Technical Abstract: The susceptibility of 18 field populations of the sugarcane borer, Diatraea saccharalis (F.) to two sources of Bacillus thuringiensis Cry1Ab protein was determined by laboratory bioassays. Fifteen of the 18 field populations were collected from seven locations across Louisiana and the other 3 populations were sampled from the Gulf Coast of Texas during 2004-2006. Neonates of D. saccharalis were exposed to a meridic diet treated with selected concentrations of Cry1Ab protein. Larval mortality was measured at 7 days after inoculation.
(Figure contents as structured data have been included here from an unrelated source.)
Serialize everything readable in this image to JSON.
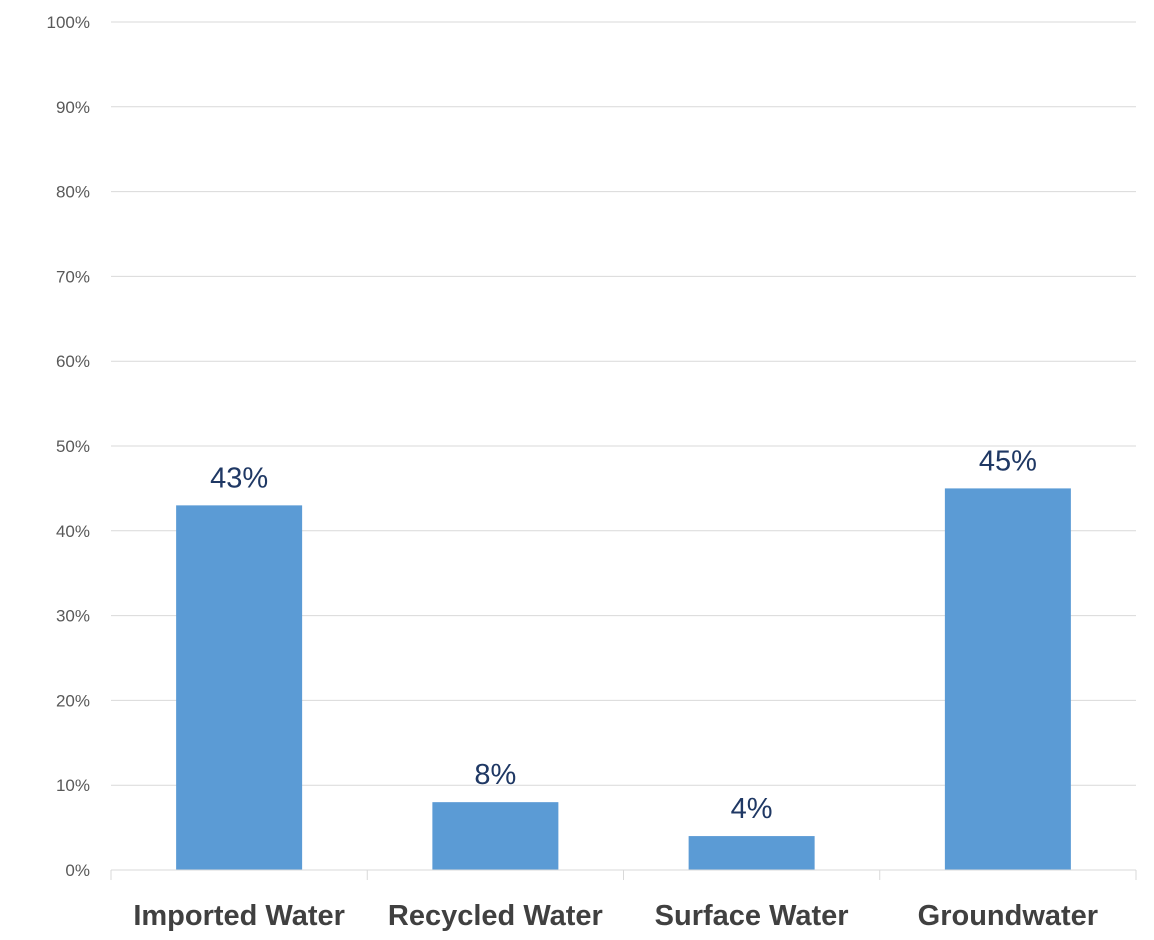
{
  "chart_data": {
    "type": "bar",
    "categories": [
      "Imported Water",
      "Recycled Water",
      "Surface Water",
      "Groundwater"
    ],
    "values": [
      43,
      8,
      4,
      45
    ],
    "data_labels": [
      "43%",
      "8%",
      "4%",
      "45%"
    ],
    "y_ticks": [
      "0%",
      "10%",
      "20%",
      "30%",
      "40%",
      "50%",
      "60%",
      "70%",
      "80%",
      "90%",
      "100%"
    ],
    "ylim": [
      0,
      100
    ],
    "title": "",
    "xlabel": "",
    "ylabel": "",
    "grid": true,
    "legend": "none",
    "colors": {
      "bar": "#5b9bd5",
      "data_label": "#1f3864",
      "tick_label": "#595959",
      "category_label": "#404040",
      "gridline": "#d9d9d9"
    }
  }
}
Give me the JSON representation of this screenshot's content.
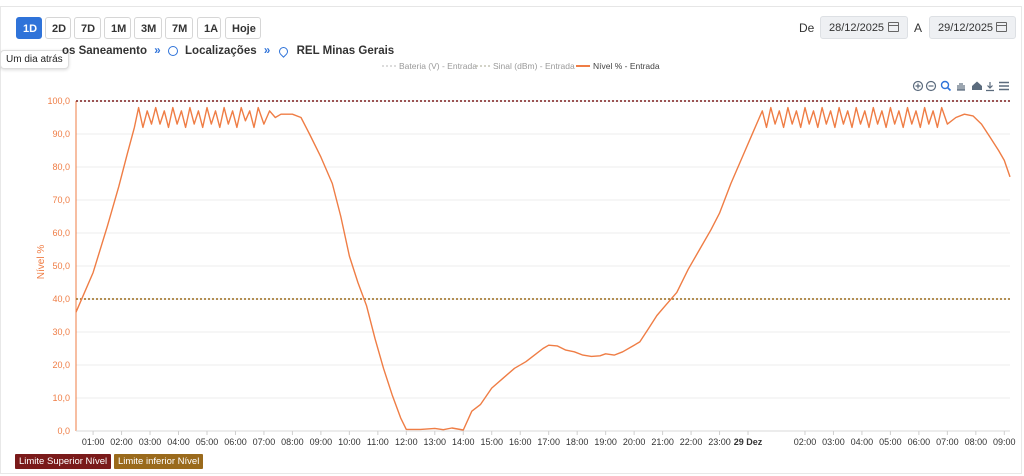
{
  "range_buttons": [
    {
      "label": "1D",
      "active": true
    },
    {
      "label": "2D",
      "active": false
    },
    {
      "label": "7D",
      "active": false
    },
    {
      "label": "1M",
      "active": false
    },
    {
      "label": "3M",
      "active": false
    },
    {
      "label": "7M",
      "active": false
    },
    {
      "label": "1A",
      "active": false
    },
    {
      "label": "Hoje",
      "active": false
    }
  ],
  "tooltip": "Um dia atrás",
  "date_range": {
    "from_label": "De",
    "from": "28/12/2025",
    "to_label": "A",
    "to": "29/12/2025"
  },
  "breadcrumb": {
    "item1": "os Saneamento",
    "item2": "Localizações",
    "item3": "REL Minas Gerais"
  },
  "legend": [
    {
      "name": "Bateria (V) - Entrada",
      "color": "#c8c8c8",
      "dashed": true
    },
    {
      "name": "Sinal (dBm) - Entrada",
      "color": "#b9b9a8",
      "dashed": true
    },
    {
      "name": "Nível % - Entrada",
      "color": "#ef7d45",
      "dashed": false
    }
  ],
  "limits": {
    "upper_label": "Limite Superior Nível",
    "upper_value": 100,
    "upper_color": "#7a1a1a",
    "lower_label": "Limite inferior Nível",
    "lower_value": 40,
    "lower_color": "#9a6a1c"
  },
  "toolbar_icons": [
    "zoom-in-icon",
    "zoom-out-icon",
    "zoom-select-icon",
    "pan-icon",
    "home-icon",
    "download-icon",
    "menu-icon"
  ],
  "chart_data": {
    "type": "line",
    "ylabel": "Nível %",
    "ylim": [
      0,
      100
    ],
    "yticks": [
      "0,0",
      "10,0",
      "20,0",
      "30,0",
      "40,0",
      "50,0",
      "60,0",
      "70,0",
      "80,0",
      "90,0",
      "100,0"
    ],
    "xlim": [
      0.4,
      33.2
    ],
    "xticks": [
      {
        "x": 1,
        "label": "01:00"
      },
      {
        "x": 2,
        "label": "02:00"
      },
      {
        "x": 3,
        "label": "03:00"
      },
      {
        "x": 4,
        "label": "04:00"
      },
      {
        "x": 5,
        "label": "05:00"
      },
      {
        "x": 6,
        "label": "06:00"
      },
      {
        "x": 7,
        "label": "07:00"
      },
      {
        "x": 8,
        "label": "08:00"
      },
      {
        "x": 9,
        "label": "09:00"
      },
      {
        "x": 10,
        "label": "10:00"
      },
      {
        "x": 11,
        "label": "11:00"
      },
      {
        "x": 12,
        "label": "12:00"
      },
      {
        "x": 13,
        "label": "13:00"
      },
      {
        "x": 14,
        "label": "14:00"
      },
      {
        "x": 15,
        "label": "15:00"
      },
      {
        "x": 16,
        "label": "16:00"
      },
      {
        "x": 17,
        "label": "17:00"
      },
      {
        "x": 18,
        "label": "18:00"
      },
      {
        "x": 19,
        "label": "19:00"
      },
      {
        "x": 20,
        "label": "20:00"
      },
      {
        "x": 21,
        "label": "21:00"
      },
      {
        "x": 22,
        "label": "22:00"
      },
      {
        "x": 23,
        "label": "23:00"
      },
      {
        "x": 24,
        "label": "29 Dez",
        "bold": true
      },
      {
        "x": 26,
        "label": "02:00"
      },
      {
        "x": 27,
        "label": "03:00"
      },
      {
        "x": 28,
        "label": "04:00"
      },
      {
        "x": 29,
        "label": "05:00"
      },
      {
        "x": 30,
        "label": "06:00"
      },
      {
        "x": 31,
        "label": "07:00"
      },
      {
        "x": 32,
        "label": "08:00"
      },
      {
        "x": 33,
        "label": "09:00"
      }
    ],
    "series": [
      {
        "name": "Nível % - Entrada",
        "color": "#ef7d45",
        "points": [
          [
            0.4,
            36
          ],
          [
            1.0,
            48
          ],
          [
            1.5,
            62
          ],
          [
            1.9,
            74
          ],
          [
            2.2,
            84
          ],
          [
            2.45,
            92
          ],
          [
            2.6,
            98
          ],
          [
            2.75,
            92
          ],
          [
            2.9,
            97
          ],
          [
            3.05,
            93
          ],
          [
            3.2,
            98
          ],
          [
            3.35,
            93
          ],
          [
            3.5,
            97
          ],
          [
            3.65,
            92
          ],
          [
            3.8,
            98
          ],
          [
            3.95,
            93
          ],
          [
            4.1,
            97
          ],
          [
            4.25,
            92
          ],
          [
            4.4,
            98
          ],
          [
            4.55,
            93
          ],
          [
            4.7,
            97
          ],
          [
            4.85,
            92
          ],
          [
            5.0,
            98
          ],
          [
            5.15,
            93
          ],
          [
            5.3,
            97
          ],
          [
            5.45,
            92
          ],
          [
            5.6,
            98
          ],
          [
            5.75,
            93
          ],
          [
            5.9,
            97
          ],
          [
            6.05,
            92
          ],
          [
            6.2,
            98
          ],
          [
            6.35,
            94
          ],
          [
            6.5,
            97
          ],
          [
            6.65,
            92
          ],
          [
            6.8,
            98
          ],
          [
            7.0,
            93
          ],
          [
            7.2,
            97
          ],
          [
            7.4,
            95
          ],
          [
            7.6,
            96
          ],
          [
            8.0,
            96
          ],
          [
            8.3,
            95
          ],
          [
            8.6,
            90
          ],
          [
            9.0,
            83
          ],
          [
            9.4,
            75
          ],
          [
            9.7,
            65
          ],
          [
            10.0,
            53
          ],
          [
            10.3,
            45
          ],
          [
            10.6,
            38
          ],
          [
            10.9,
            28
          ],
          [
            11.2,
            19
          ],
          [
            11.5,
            11
          ],
          [
            11.8,
            4
          ],
          [
            12.0,
            0.5
          ],
          [
            12.5,
            0.5
          ],
          [
            13.0,
            0.8
          ],
          [
            13.3,
            0.4
          ],
          [
            13.6,
            0.9
          ],
          [
            14.0,
            0.3
          ],
          [
            14.3,
            6
          ],
          [
            14.6,
            8
          ],
          [
            15.0,
            13
          ],
          [
            15.4,
            16
          ],
          [
            15.8,
            19
          ],
          [
            16.2,
            21
          ],
          [
            16.5,
            23
          ],
          [
            16.8,
            25
          ],
          [
            17.0,
            26
          ],
          [
            17.3,
            25.8
          ],
          [
            17.6,
            24.5
          ],
          [
            17.9,
            24
          ],
          [
            18.2,
            23
          ],
          [
            18.5,
            22.6
          ],
          [
            18.8,
            22.8
          ],
          [
            19.0,
            23.4
          ],
          [
            19.3,
            23
          ],
          [
            19.6,
            24
          ],
          [
            19.9,
            25.5
          ],
          [
            20.2,
            27
          ],
          [
            20.5,
            31
          ],
          [
            20.8,
            35
          ],
          [
            21.1,
            38
          ],
          [
            21.5,
            42
          ],
          [
            21.9,
            49
          ],
          [
            22.3,
            55
          ],
          [
            22.7,
            61
          ],
          [
            23.0,
            66
          ],
          [
            23.4,
            75
          ],
          [
            23.8,
            83
          ],
          [
            24.2,
            91
          ],
          [
            24.5,
            97
          ],
          [
            24.65,
            92
          ],
          [
            24.8,
            98
          ],
          [
            24.95,
            93
          ],
          [
            25.1,
            97
          ],
          [
            25.25,
            92
          ],
          [
            25.4,
            98
          ],
          [
            25.55,
            93
          ],
          [
            25.7,
            97
          ],
          [
            25.85,
            92
          ],
          [
            26.0,
            98
          ],
          [
            26.15,
            93
          ],
          [
            26.3,
            97
          ],
          [
            26.45,
            92
          ],
          [
            26.6,
            98
          ],
          [
            26.75,
            93
          ],
          [
            26.9,
            97
          ],
          [
            27.05,
            92
          ],
          [
            27.2,
            98
          ],
          [
            27.35,
            93
          ],
          [
            27.5,
            97
          ],
          [
            27.65,
            92
          ],
          [
            27.8,
            98
          ],
          [
            27.95,
            93
          ],
          [
            28.1,
            97
          ],
          [
            28.25,
            92
          ],
          [
            28.4,
            98
          ],
          [
            28.55,
            93
          ],
          [
            28.7,
            97
          ],
          [
            28.85,
            92
          ],
          [
            29.0,
            98
          ],
          [
            29.15,
            93
          ],
          [
            29.3,
            97
          ],
          [
            29.45,
            92
          ],
          [
            29.6,
            98
          ],
          [
            29.75,
            93
          ],
          [
            29.9,
            97
          ],
          [
            30.05,
            92
          ],
          [
            30.2,
            98
          ],
          [
            30.35,
            93
          ],
          [
            30.5,
            97
          ],
          [
            30.65,
            92
          ],
          [
            30.8,
            98
          ],
          [
            31.0,
            93
          ],
          [
            31.3,
            95
          ],
          [
            31.6,
            96
          ],
          [
            31.9,
            95.5
          ],
          [
            32.2,
            93
          ],
          [
            32.5,
            89
          ],
          [
            32.8,
            85
          ],
          [
            33.0,
            82
          ],
          [
            33.2,
            77
          ]
        ]
      }
    ]
  }
}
Statistically significant differences in median lethal concentrations (LC50s) were detected among insect populations from different geographical locations, but the field populations remained as susceptible as a laboratory strain of D. saccharalis that had been maintained in the laboratory for >20 years without exposure to any chemical insecticides or Bt toxins. The LC50s of Cry1Ab protein, which was extracted from DKC69-70 Bt corn hybrid, ranged from 0.03 to 0.32 ug/g for the seven field populations collected during 2004. The LC50s values based on bioassays with purified, trypsin-activated Cry1Ab protein from a recombinant Escherichia coli culture were 0.03 to 0.17 ug/g for the 11 field populations collected during 2005-2006. Small changes in Cry1Ab susceptibility were detected among crop years, years of sampling, or locations. All field-collected insect populations, except one, exhibited lower LC50s values than the laboratory strain. The results of this study suggest that field D. saccharalis remain generally susceptible to the Cry1Ab protein after eight years use of transgenic Bt corn in Louisiana and the Gulf Coast area of Texas.